Response to Washington Post front page article


Boomers’ Vast Wealth Will Be Hard to Replicate – 11/19/25

Baby Boomers now hold an estimated $85 billion dollars in assets. Yet the question remains: what seeds for the future have truly been planted—especially in protecting the environment that sustains us?  

At my fiftieth high school reunion, I reflected on fortune and fragility. My father helped write Medicaid and Medicare into law, and our family benefited from inheritance. Not everyone has that kind of safety net.  

Fiscal awareness is not optional; it is the lifeblood of democracy. Each day, the dollar in your pocket loses value while Washington funnels wealth upward.

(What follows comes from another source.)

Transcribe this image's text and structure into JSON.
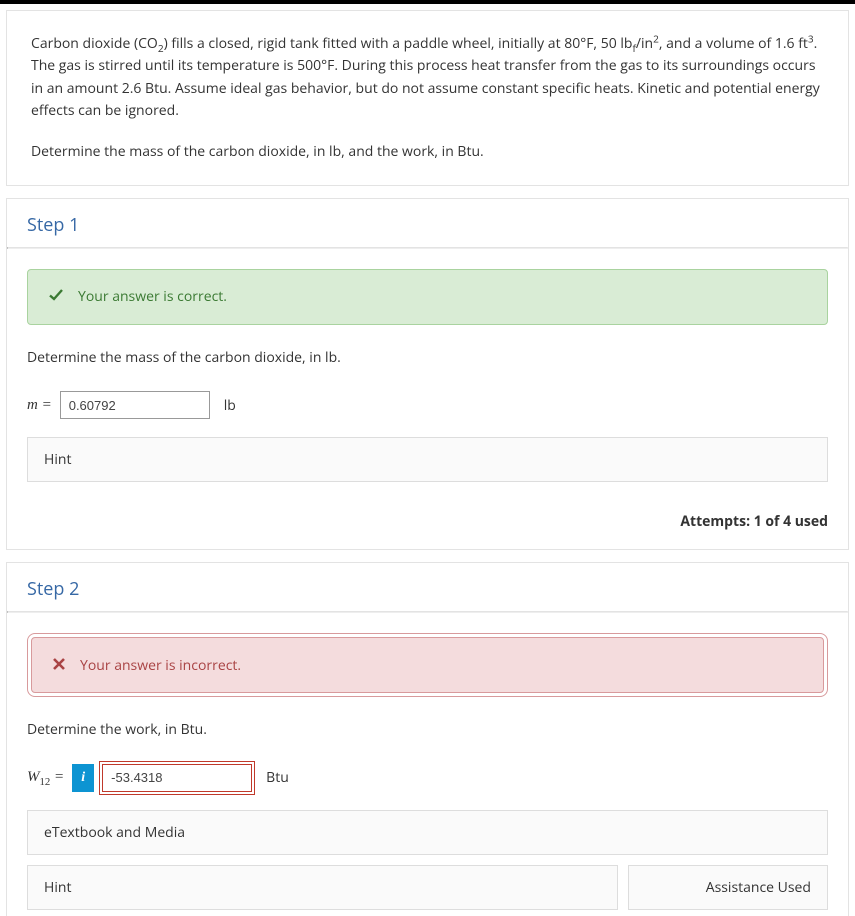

Without accountability and restraint, debt and inflation will continue to hollow out the middle class and mortgage the future.  

History offers a warning. Global empires—from Spain to England—collapsed after debasing their currency through unchecked debt. America is not immune.  

Today’s numbers are staggering:  

- $38 trillion in national debt  

- 25% of federal revenue consumed by interest payments—over $1.2 trillion annually  

- $5 trillion in revenue against $7 trillion in spending  

- A $2 trillion annual deficit  

If fiscal and ecological responsibility is not restored, the question is not if collapse will come, but when.  

We have moved from the Greatest Generation—who understood sacrifice and value—to a society that knows the price of everything and the unintended costs of nothing.  

Our prosperity depends on stewardship—of our economy and our environment. Transparency, outrage, and reform are not luxuries; they are life sustaining. Without them, collapse is not a possibility. It is a certainty.